Initiating New Cruisers
Interaction is the all the rage on a “Groove Cruise,” the brainchild of Jason Beukema, who heads up Miami-based Whet Travel. The music-themed cruises target Generations X & Y and incorporate music from world-recognized deejays, who come onboard to spin wax, as they say. The result: Spring Break for people with jobs. Even better, 62 percent of Groove Cruisers have never cruised before and never would have otherwise, says Beukema, which benefits the cruise lines who might just gain cruising converts.
Groove Cruises, of which three are usually operated each year using Royal Caribbean ships, can also pay off for travel agents who are eligible for commissions. “We make our travel agent partners look very good to their clients,” Beukema says.
Not that all theme cruises are as intense as a Groove Cruise. There are theme cruises devoted to anything from scrapbooking to fitness to religion. It’s not a stretch to say that there may be a theme cruise for every taste and interest.
While theme cruises are still a fledgling part of a cruise line’s business, they have grown to the tune of 30 percent over the last three years in Carnival’s case, says Cherie Weinstein, Carnival Cruise Lines’ vice president of group sales and administration. “Theme cruises give people the ability to be fully immersed in an experience,” she says.
The rise in luxury cruising should also give a boost to theme cruises that cater to older tastes. “Since more affluent travelers are cruising, as is reflected by the renaissance in the luxury sector of the industry, it would be safe to say that special interests geared toward this market would be on the rise,” says CLIA’s Dale.
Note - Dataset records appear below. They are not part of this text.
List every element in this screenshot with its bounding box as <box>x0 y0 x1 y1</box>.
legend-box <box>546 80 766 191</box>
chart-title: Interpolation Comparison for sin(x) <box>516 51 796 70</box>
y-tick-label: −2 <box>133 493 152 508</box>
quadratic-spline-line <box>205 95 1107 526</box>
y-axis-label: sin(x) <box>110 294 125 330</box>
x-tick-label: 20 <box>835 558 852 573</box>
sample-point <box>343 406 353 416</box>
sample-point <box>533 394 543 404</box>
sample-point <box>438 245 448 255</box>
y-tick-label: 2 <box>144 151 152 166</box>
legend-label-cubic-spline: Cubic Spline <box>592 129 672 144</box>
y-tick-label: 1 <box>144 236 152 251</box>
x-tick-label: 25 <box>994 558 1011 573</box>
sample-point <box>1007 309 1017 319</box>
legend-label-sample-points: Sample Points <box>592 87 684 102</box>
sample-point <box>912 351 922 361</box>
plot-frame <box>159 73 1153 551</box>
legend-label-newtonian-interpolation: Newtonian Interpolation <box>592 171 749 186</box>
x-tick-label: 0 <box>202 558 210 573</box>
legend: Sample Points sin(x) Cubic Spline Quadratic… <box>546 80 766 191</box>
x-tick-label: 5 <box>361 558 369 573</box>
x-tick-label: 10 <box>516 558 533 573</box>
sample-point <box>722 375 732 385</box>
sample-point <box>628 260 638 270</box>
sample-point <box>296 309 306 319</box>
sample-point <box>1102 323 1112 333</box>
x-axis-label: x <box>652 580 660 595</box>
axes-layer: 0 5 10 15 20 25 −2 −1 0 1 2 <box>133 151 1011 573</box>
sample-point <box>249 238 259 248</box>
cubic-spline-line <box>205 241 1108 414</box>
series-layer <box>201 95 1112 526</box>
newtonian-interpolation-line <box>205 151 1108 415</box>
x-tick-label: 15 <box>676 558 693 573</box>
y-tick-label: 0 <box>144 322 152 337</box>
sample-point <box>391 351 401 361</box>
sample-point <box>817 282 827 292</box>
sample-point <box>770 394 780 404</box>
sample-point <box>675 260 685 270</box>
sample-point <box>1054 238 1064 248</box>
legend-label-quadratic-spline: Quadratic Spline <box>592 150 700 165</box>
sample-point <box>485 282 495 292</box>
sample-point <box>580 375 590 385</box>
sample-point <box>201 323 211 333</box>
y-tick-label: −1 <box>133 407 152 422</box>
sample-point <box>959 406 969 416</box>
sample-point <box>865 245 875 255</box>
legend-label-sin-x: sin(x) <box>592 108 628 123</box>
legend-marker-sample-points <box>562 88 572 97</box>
Theme cruises also have the ability to indoctrinate new cruisers—a pressing and important task for the cruise lines—who may have before been reluctant to take a cruise as a vacation. “Theme cruises can be an entrée to cruising,” Weinstein says. “Some may have been hesitant before, but are more comfortable doing a cruise that features something (that is a) favorite of theirs.”